On Fri, Aug 11, 2006 at 10:42:36AM +0100, Michael Rogers wrote:
> Matthew Toseland wrote:
> >The reason for the current lack of performance is overcompensation for
> >load, as evidenced by the low bandwidth usage.
> 
> I think you're probably right - we're responding to load by shutting 
> down links, which makes the remaining links more likely to become 
> overloaded...
> 
> >We could take out load balancing completely, but that might
> >result in a significant slowdown due to slow nodes.
> 
> There's a fundamental tradeoff here: either we redirect traffic from 
> slow nodes to fast nodes, ie misrouting, or we allow the slow nodes to 
> determine the performance of the network. Both approaches create attack 
> opportunities, and I think Ian's right that we need to reason this 
> through from first principles - unfortunately we don't just need a 
> mechanism that works, we need a mechanism that's robust.
> 
> >Load limiting: Sender side, determining how fast to send requests into
> >the network. If there are too many RejectedOverload's, the sender slows
> >down. This will ensure the network is not overloaded, full stop. It
> >works for TCP/IP, it should work for us.
> 
> It works for TCP as long as all the senders are well behaved. We can't 
> depend on that assumption.

100% agreed, there are numerous attacks possible on the current
mechanism, but we need something we can deploy soon.
> 
> >Load limiting without load balancing: If there are slow nodes near the
> >sender, and we send these an equal proportion of our incoming requests
> >(according to their location), then most of those requests will be
> >rejected, and this results in an overall slowdown.
> 
> Again, assuming the sender is well behaved. If not, the sender's traffic 
> overloads the slow nodes and they reject all traffic from other nodes, 
> causing everyone else to slow down. This doesn't even require the sender 
> to be malicious, just selfish. The sender might also reject incoming 
> requests to slow everyone else down, leaving more bandwidth for himself.

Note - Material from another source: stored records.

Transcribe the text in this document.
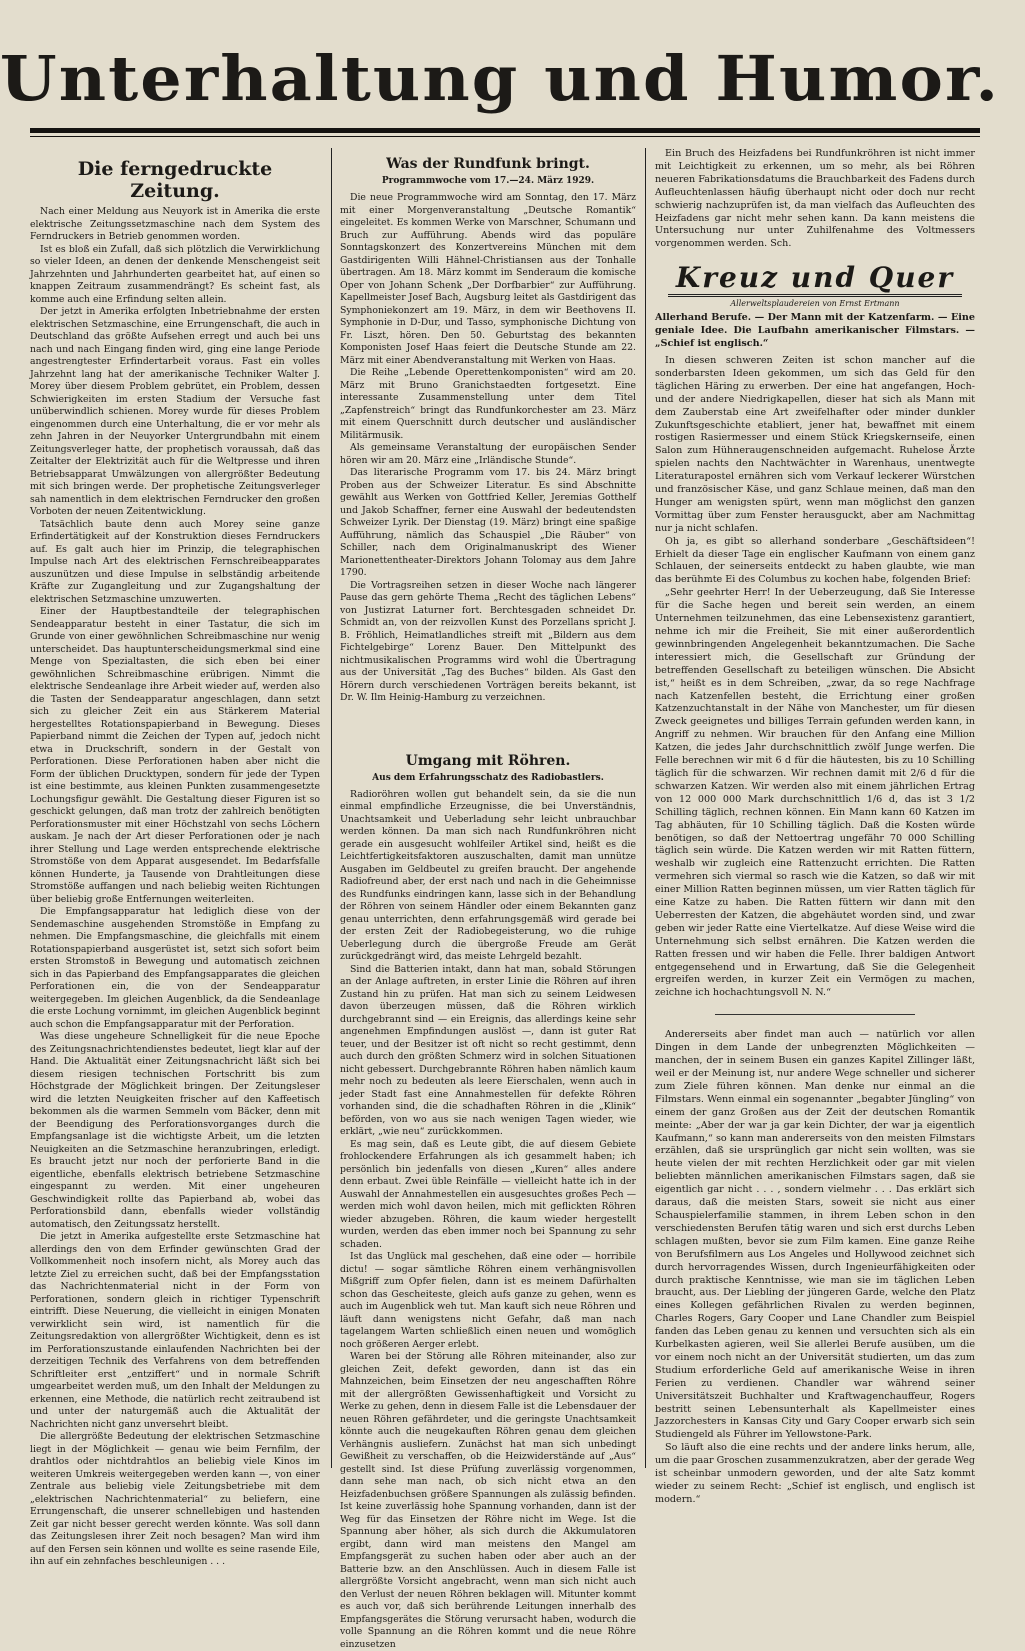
Unterhaltung und Humor.
Die ferngedruckte Zeitung.

Nach einer Meldung aus Neuyork ist in Amerika die erste elektrische Zeitungssetzmaschine nach dem System des Ferndruckers in Betrieb genommen worden.

Ist es bloß ein Zufall, daß sich plötzlich die Verwirklichung so vieler Ideen, an denen der denkende Menschengeist seit Jahrzehnten und Jahrhunderten gearbeitet hat, auf einen so knappen Zeitraum zusammendrängt? Es scheint fast, als komme auch eine Erfindung selten allein.

Der jetzt in Amerika erfolgten Inbetriebnahme der ersten elektrischen Setzmaschine, eine Errungenschaft, die auch in Deutschland das größte Aufsehen erregt und auch bei uns nach und nach Eingang finden wird, ging eine lange Periode angestrengtester Erfindertarbeit voraus. Fast ein volles Jahrzehnt lang hat der amerikanische Techniker Walter J. Morey über diesem Problem gebrütet, ein Problem, dessen Schwierigkeiten im ersten Stadium der Versuche fast unüberwindlich schienen. Morey wurde für dieses Problem eingenommen durch eine Unterhaltung, die er vor mehr als zehn Jahren in der Neuyorker Untergrundbahn mit einem Zeitungsverleger hatte, der prophetisch voraussah, daß das Zeitalter der Elektrizität auch für die Weltpresse und ihren Betriebsapparat Umwälzungen von allergrößter Bedeutung mit sich bringen werde. Der prophetische Zeitungsverleger sah namentlich in dem elektrischen Ferndrucker den großen Vorboten der neuen Zeitentwicklung.

Tatsächlich baute denn auch Morey seine ganze Erfindertätigkeit auf der Konstruktion dieses Ferndruckers auf. Es galt auch hier im Prinzip, die telegraphischen Impulse nach Art des elektrischen Fernschreibeapparates auszunützen und diese Impulse in selbständig arbeitende Kräfte zur Zugangleitung und zur Zugangshaltung der elektrischen Setzmaschine umzuwerten.

Einer der Hauptbestandteile der telegraphischen Sendeapparatur besteht in einer Tastatur, die sich im Grunde von einer gewöhnlichen Schreibmaschine nur wenig unterscheidet. Das hauptunterscheidungsmerkmal sind eine Menge von Spezialtasten, die sich eben bei einer gewöhnlichen Schreibmaschine erübrigen. Nimmt die elektrische Sendeanlage ihre Arbeit wieder auf, werden also die Tasten der Sendeapparatur angeschlagen, dann setzt sich zu gleicher Zeit ein aus Stärkerem Material hergestelltes Rotationspapierband in Bewegung. Dieses Papierband nimmt die Zeichen der Typen auf, jedoch nicht etwa in Druckschrift, sondern in der Gestalt von Perforationen. Diese Perforationen haben aber nicht die Form der üblichen Drucktypen, sondern für jede der Typen ist eine bestimmte, aus kleinen Punkten zusammengesetzte Lochungsfigur gewählt. Die Gestaltung dieser Figuren ist so geschickt gelungen, daß man trotz der zahlreich benötigten Perforationsmuster mit einer Höchstzahl von sechs Löchern auskam. Je nach der Art dieser Perforationen oder je nach ihrer Stellung und Lage werden entsprechende elektrische Stromstöße von dem Apparat ausgesendet. Im Bedarfsfalle können Hunderte, ja Tausende von Drahtleitungen diese Stromstöße auffangen und nach beliebig weiten Richtungen über beliebig große Entfernungen weiterleiten.

Die Empfangsapparatur hat lediglich diese von der Sendemaschine ausgehenden Stromstöße in Empfang zu nehmen. Die Empfangsmaschine, die gleichfalls mit einem Rotationspapierband ausgerüstet ist, setzt sich sofort beim ersten Stromstoß in Bewegung und automatisch zeichnen sich in das Papierband des Empfangsapparates die gleichen Perforationen ein, die von der Sendeapparatur weitergegeben. Im gleichen Augenblick, da die Sendeanlage die erste Lochung vornimmt, im gleichen Augenblick beginnt auch schon die Empfangsapparatur mit der Perforation.

Was diese ungeheure Schnelligkeit für die neue Epoche des Zeitungsnachrichtendienstes bedeutet, liegt klar auf der Hand. Die Aktualität einer Zeitungsnachricht läßt sich bei diesem riesigen technischen Fortschritt bis zum Höchstgrade der Möglichkeit bringen. Der Zeitungsleser wird die letzten Neuigkeiten frischer auf den Kaffeetisch bekommen als die warmen Semmeln vom Bäcker, denn mit der Beendigung des Perforationsvorganges durch die Empfangsanlage ist die wichtigste Arbeit, um die letzten Neuigkeiten an die Setzmaschine heranzubringen, erledigt. Es braucht jetzt nur noch der perforierte Band in die eigentliche, ebenfalls elektrisch betriebene Setzmaschine eingespannt zu werden. Mit einer ungeheuren Geschwindigkeit rollte das Papierband ab, wobei das Perforationsbild dann, ebenfalls wieder vollständig automatisch, den Zeitungssatz herstellt.

Die jetzt in Amerika aufgestellte erste Setzmaschine hat allerdings den von dem Erfinder gewünschten Grad der Vollkommenheit noch insofern nicht, als Morey auch das letzte Ziel zu erreichen sucht, daß bei der Empfangsstation das Nachrichtenmaterial nicht in der Form von Perforationen, sondern gleich in richtiger Typenschrift eintrifft. Diese Neuerung, die vielleicht in einigen Monaten verwirklicht sein wird, ist namentlich für die Zeitungsredaktion von allergrößter Wichtigkeit, denn es ist im Perforationszustande einlaufenden Nachrichten bei der derzeitigen Technik des Verfahrens von dem betreffenden Schriftleiter erst „entziffert“ und in normale Schrift umgearbeitet werden muß, um den Inhalt der Meldungen zu erkennen, eine Methode, die natürlich recht zeitraubend ist und unter der naturgemäß auch die Aktualität der Nachrichten nicht ganz unversehrt bleibt.

Die allergrößte Bedeutung der elektrischen Setzmaschine liegt in der Möglichkeit — genau wie beim Fernfilm, der drahtlos oder nichtdrahtlos an beliebig viele Kinos im weiteren Umkreis weitergegeben werden kann —, von einer Zentrale aus beliebig viele Zeitungsbetriebe mit dem „elektrischen Nachrichtenmaterial“ zu beliefern, eine Errungenschaft, die unserer schnellebigen und hastenden Zeit gar nicht besser gerecht werden könnte. Was soll dann das Zeitungslesen ihrer Zeit noch besagen? Man wird ihm auf den Fersen sein können und wollte es seine rasende Eile, ihn auf ein zehnfaches beschleunigen . . .

Was der Rundfunk bringt.
Programmwoche vom 17.—24. März 1929.

Die neue Programmwoche wird am Sonntag, den 17. März mit einer Morgenveranstaltung „Deutsche Romantik“ eingeleitet. Es kommen Werke von Marschner, Schumann und Bruch zur Aufführung. Abends wird das populäre Sonntagskonzert des Konzertvereins München mit dem Gastdirigenten Willi Hähnel-Christiansen aus der Tonhalle übertragen. Am 18. März kommt im Senderaum die komische Oper von Johann Schenk „Der Dorfbarbier“ zur Aufführung. Kapellmeister Josef Bach, Augsburg leitet als Gastdirigent das Symphoniekonzert am 19. März, in dem wir Beethovens II. Symphonie in D-Dur, und Tasso, symphonische Dichtung von Fr. Liszt, hören. Den 50. Geburtstag des bekannten Komponisten Josef Haas feiert die Deutsche Stunde am 22. März mit einer Abendveranstaltung mit Werken von Haas.

Die Reihe „Lebende Operettenkomponisten“ wird am 20. März mit Bruno Granichstaedten fortgesetzt. Eine interessante Zusammenstellung unter dem Titel „Zapfenstreich“ bringt das Rundfunkorchester am 23. März mit einem Querschnitt durch deutscher und ausländischer Militärmusik.

Als gemeinsame Veranstaltung der europäischen Sender hören wir am 20. März eine „Irländische Stunde“.

Das literarische Programm vom 17. bis 24. März bringt Proben aus der Schweizer Literatur. Es sind Abschnitte gewählt aus Werken von Gottfried Keller, Jeremias Gotthelf und Jakob Schaffner, ferner eine Auswahl der bedeutendsten Schweizer Lyrik. Der Dienstag (19. März) bringt eine spaßige Aufführung, nämlich das Schauspiel „Die Räuber“ von Schiller, nach dem Originalmanuskript des Wiener Marionettentheater-Direktors Johann Tolomay aus dem Jahre 1790.

Die Vortragsreihen setzen in dieser Woche nach längerer Pause das gern gehörte Thema „Recht des täglichen Lebens“ von Justizrat Laturner fort. Berchtesgaden schneidet Dr. Schmidt an, von der reizvollen Kunst des Porzellans spricht J. B. Fröhlich, Heimatlandliches streift mit „Bildern aus dem Fichtelgebirge“ Lorenz Bauer. Den Mittelpunkt des nichtmusikalischen Programms wird wohl die Übertragung aus der Universität „Tag des Buches“ bilden. Als Gast den Hörern durch verschiedenen Vorträgen bereits bekannt, ist Dr. W. Ilm Heinig-Hamburg zu verzeichnen.

Umgang mit Röhren.
Aus dem Erfahrungsschatz des Radiobastlers.

Radioröhren wollen gut behandelt sein, da sie die nun einmal empfindliche Erzeugnisse, die bei Unverständnis, Unachtsamkeit und Ueberladung sehr leicht unbrauchbar werden können. Da man sich nach Rundfunkröhren nicht gerade ein ausgesucht wohlfeiler Artikel sind, heißt es die Leichtfertigkeitsfaktoren auszuschalten, damit man unnütze Ausgaben im Geldbeutel zu greifen braucht. Der angehende Radiofreund aber, der erst nach und nach in die Geheimnisse des Rundfunks eindringen kann, lasse sich in der Behandlung der Röhren von seinem Händler oder einem Bekannten ganz genau unterrichten, denn erfahrungsgemäß wird gerade bei der ersten Zeit der Radiobegeisterung, wo die ruhige Ueberlegung durch die übergroße Freude am Gerät zurückgedrängt wird, das meiste Lehrgeld bezahlt.

Sind die Batterien intakt, dann hat man, sobald Störungen an der Anlage auftreten, in erster Linie die Röhren auf ihren Zustand hin zu prüfen. Hat man sich zu seinem Leidwesen davon überzeugen müssen, daß die Röhren wirklich durchgebrannt sind — ein Ereignis, das allerdings keine sehr angenehmen Empfindungen auslöst —, dann ist guter Rat teuer, und der Besitzer ist oft nicht so recht gestimmt, denn auch durch den größten Schmerz wird in solchen Situationen nicht gebessert. Durchgebrannte Röhren haben nämlich kaum mehr noch zu bedeuten als leere Eierschalen, wenn auch in jeder Stadt fast eine Annahmestellen für defekte Röhren vorhanden sind, die die schadhaften Röhren in die „Klinik“ beförden, von wo aus sie nach wenigen Tagen wieder, wie erklärt, „wie neu“ zurückkommen.

Es mag sein, daß es Leute gibt, die auf diesem Gebiete frohlockendere Erfahrungen als ich gesammelt haben; ich persönlich bin jedenfalls von diesen „Kuren“ alles andere denn erbaut. Zwei üble Reinfälle — vielleicht hatte ich in der Auswahl der Annahmestellen ein ausgesuchtes großes Pech — werden mich wohl davon heilen, mich mit geflickten Röhren wieder abzugeben. Röhren, die kaum wieder hergestellt wurden, werden das eben immer noch bei Spannung zu sehr schaden.

Ist das Unglück mal geschehen, daß eine oder — horribile dictu! — sogar sämtliche Röhren einem verhängnisvollen Mißgriff zum Opfer fielen, dann ist es meinem Dafürhalten schon das Gescheiteste, gleich aufs ganze zu gehen, wenn es auch im Augenblick weh tut. Man kauft sich neue Röhren und läuft dann wenigstens nicht Gefahr, daß man nach tagelangem Warten schließlich einen neuen und womöglich noch größeren Aerger erlebt.

Waren bei der Störung alle Röhren miteinander, also zur gleichen Zeit, defekt geworden, dann ist das ein Mahnzeichen, beim Einsetzen der neu angeschafften Röhre mit der allergrößten Gewissenhaftigkeit und Vorsicht zu Werke zu gehen, denn in diesem Falle ist die Lebensdauer der neuen Röhren gefährdeter, und die geringste Unachtsamkeit könnte auch die neugekauften Röhren genau dem gleichen Verhängnis ausliefern. Zunächst hat man sich unbedingt Gewißheit zu verschaffen, ob die Heizwiderstände auf „Aus“ gestellt sind. Ist diese Prüfung zuverlässig vorgenommen, dann sehe man nach, ob sich nicht etwa an den Heizfadenbuchsen größere Spannungen als zulässig befinden. Ist keine zuverlässig hohe Spannung vorhanden, dann ist der Weg für das Einsetzen der Röhre nicht im Wege. Ist die Spannung aber höher, als sich durch die Akkumulatoren ergibt, dann wird man meistens den Mangel am Empfangsgerät zu suchen haben oder aber auch an der Batterie bzw. an den Anschlüssen. Auch in diesem Falle ist allergrößte Vorsicht angebracht, wenn man sich nicht auch den Verlust der neuen Röhren beklagen will. Mitunter kommt es auch vor, daß sich berührende Leitungen innerhalb des Empfangsgerätes die Störung verursacht haben, wodurch die volle Spannung an die Röhren kommt und die neue Röhre einzusetzen

Ein Bruch des Heizfadens bei Rundfunkröhren ist nicht immer mit Leichtigkeit zu erkennen, um so mehr, als bei Röhren neueren Fabrikationsdatums die Brauchbarkeit des Fadens durch Aufleuchtenlassen häufig überhaupt nicht oder doch nur recht schwierig nachzuprüfen ist, da man vielfach das Aufleuchten des Heizfadens gar nicht mehr sehen kann. Da kann meistens die Untersuchung nur unter Zuhilfenahme des Voltmessers vorgenommen werden. Sch.

Kreuz und Quer
Allerweltsplaudereien von Ernst Ertmann

Allerhand Berufe. — Der Mann mit der Katzenfarm. — Eine geniale Idee. Die Laufbahn amerikanischer Filmstars. — „Schief ist englisch.“

In diesen schweren Zeiten ist schon mancher auf die sonderbarsten Ideen gekommen, um sich das Geld für den täglichen Häring zu erwerben. Der eine hat angefangen, Hoch- und der andere Niedrigkapellen, dieser hat sich als Mann mit dem Zauberstab eine Art zweifelhafter oder minder dunkler Zukunftsgeschichte etabliert, jener hat, bewaffnet mit einem rostigen Rasiermesser und einem Stück Kriegskernseife, einen Salon zum Hühneraugenschneiden aufgemacht. Ruhelose Ärzte spielen nachts den Nachtwächter in Warenhaus, unentwegte Literaturapostel ernähren sich vom Verkauf leckerer Würstchen und französischer Käse, und ganz Schlaue meinen, daß man den Hunger am wenigsten spürt, wenn man möglichst den ganzen Vormittag über zum Fenster herausguckt, aber am Nachmittag nur ja nicht schlafen.

Oh ja, es gibt so allerhand sonderbare „Geschäftsideen“! Erhielt da dieser Tage ein englischer Kaufmann von einem ganz Schlauen, der seinerseits entdeckt zu haben glaubte, wie man das berühmte Ei des Columbus zu kochen habe, folgenden Brief:

„Sehr geehrter Herr! In der Ueberzeugung, daß Sie Interesse für die Sache hegen und bereit sein werden, an einem Unternehmen teilzunehmen, das eine Lebensexistenz garantiert, nehme ich mir die Freiheit, Sie mit einer außerordentlich gewinnbringenden Angelegenheit bekanntzumachen. Die Sache interessiert mich, die Gesellschaft zur Gründung der betreffenden Gesellschaft zu beteiligen wünschen. Die Absicht ist,“ heißt es in dem Schreiben, „zwar, da so rege Nachfrage nach Katzenfellen besteht, die Errichtung einer großen Katzenzuchtanstalt in der Nähe von Manchester, um für diesen Zweck geeignetes und billiges Terrain gefunden werden kann, in Angriff zu nehmen. Wir brauchen für den Anfang eine Million Katzen, die jedes Jahr durchschnittlich zwölf Junge werfen. Die Felle berechnen wir mit 6 d für die häutesten, bis zu 10 Schilling täglich für die schwarzen. Wir rechnen damit mit 2/6 d für die schwarzen Katzen. Wir werden also mit einem jährlichen Ertrag von 12 000 000 Mark durchschnittlich 1/6 d, das ist 3 1/2 Schilling täglich, rechnen können. Ein Mann kann 60 Katzen im Tag abhäuten, für 10 Schilling täglich. Daß die Kosten würde benötigen, so daß der Nettoertrag ungefähr 70 000 Schilling täglich sein würde. Die Katzen werden wir mit Ratten füttern, weshalb wir zugleich eine Rattenzucht errichten. Die Ratten vermehren sich viermal so rasch wie die Katzen, so daß wir mit einer Million Ratten beginnen müssen, um vier Ratten täglich für eine Katze zu haben. Die Ratten füttern wir dann mit den Ueberresten der Katzen, die abgehäutet worden sind, und zwar geben wir jeder Ratte eine Viertelkatze. Auf diese Weise wird die Unternehmung sich selbst ernähren. Die Katzen werden die Ratten fressen und wir haben die Felle. Ihrer baldigen Antwort entgegensehend und in Erwartung, daß Sie die Gelegenheit ergreifen werden, in kurzer Zeit ein Vermögen zu machen, zeichne ich hochachtungsvoll N. N.“

Andererseits aber findet man auch — natürlich vor allen Dingen in dem Lande der unbegrenzten Möglichkeiten — manchen, der in seinem Busen ein ganzes Kapitel Zillinger läßt, weil er der Meinung ist, nur andere Wege schneller und sicherer zum Ziele führen können. Man denke nur einmal an die Filmstars. Wenn einmal ein sogenannter „begabter Jüngling“ von einem der ganz Großen aus der Zeit der deutschen Romantik meinte: „Aber der war ja gar kein Dichter, der war ja eigentlich Kaufmann,“ so kann man andererseits von den meisten Filmstars erzählen, daß sie ursprünglich gar nicht sein wollten, was sie heute vielen der mit rechten Herzlichkeit oder gar mit vielen beliebten männlichen amerikanischen Filmstars sagen, daß sie eigentlich gar nicht . . . , sondern vielmehr . . . Das erklärt sich daraus, daß die meisten Stars, soweit sie nicht aus einer Schauspielerfamilie stammen, in ihrem Leben schon in den verschiedensten Berufen tätig waren und sich erst durchs Leben schlagen mußten, bevor sie zum Film kamen. Eine ganze Reihe von Berufsfilmern aus Los Angeles und Hollywood zeichnet sich durch hervorragendes Wissen, durch Ingenieurfähigkeiten oder durch praktische Kenntnisse, wie man sie im täglichen Leben braucht, aus. Der Liebling der jüngeren Garde, welche den Platz eines Kollegen gefährlichen Rivalen zu werden beginnen, Charles Rogers, Gary Cooper und Lane Chandler zum Beispiel fanden das Leben genau zu kennen und versuchten sich als ein Kurbelkasten agieren, weil Sie allerlei Berufe ausüben, um die vor einem noch nicht an der Universität studierten, um das zum Studium erforderliche Geld auf amerikanische Weise in ihren Ferien zu verdienen. Chandler war während seiner Universitätszeit Buchhalter und Kraftwagenchauffeur, Rogers bestritt seinen Lebensunterhalt als Kapellmeister eines Jazzorchesters in Kansas City und Gary Cooper erwarb sich sein Studiengeld als Führer im Yellowstone-Park.

So läuft also die eine rechts und der andere links herum, alle, um die paar Groschen zusammenzukratzen, aber der gerade Weg ist scheinbar unmodern geworden, und der alte Satz kommt wieder zu seinem Recht: „Schief ist englisch, und englisch ist modern.“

Sure, as above, that's why we need to move to token balancing. That, and
some more direct security issues.
> 
> >I don't think
> >ethernet collision detection is a viable model for backoff.
> 
> I agree with this - backing off reduces the load on one peer but 
> increases the load on the others, so it's a more complex picture that 
> ethernet backoff.
> 
> Cheers,
> Michael
-- 
Matthew J Toseland - toad at amphibian.dyndns.org
Freenet Project Official Codemonkey - http://freenetproject.org/
ICTHUS - Nothing is impossible. Our Boss says so.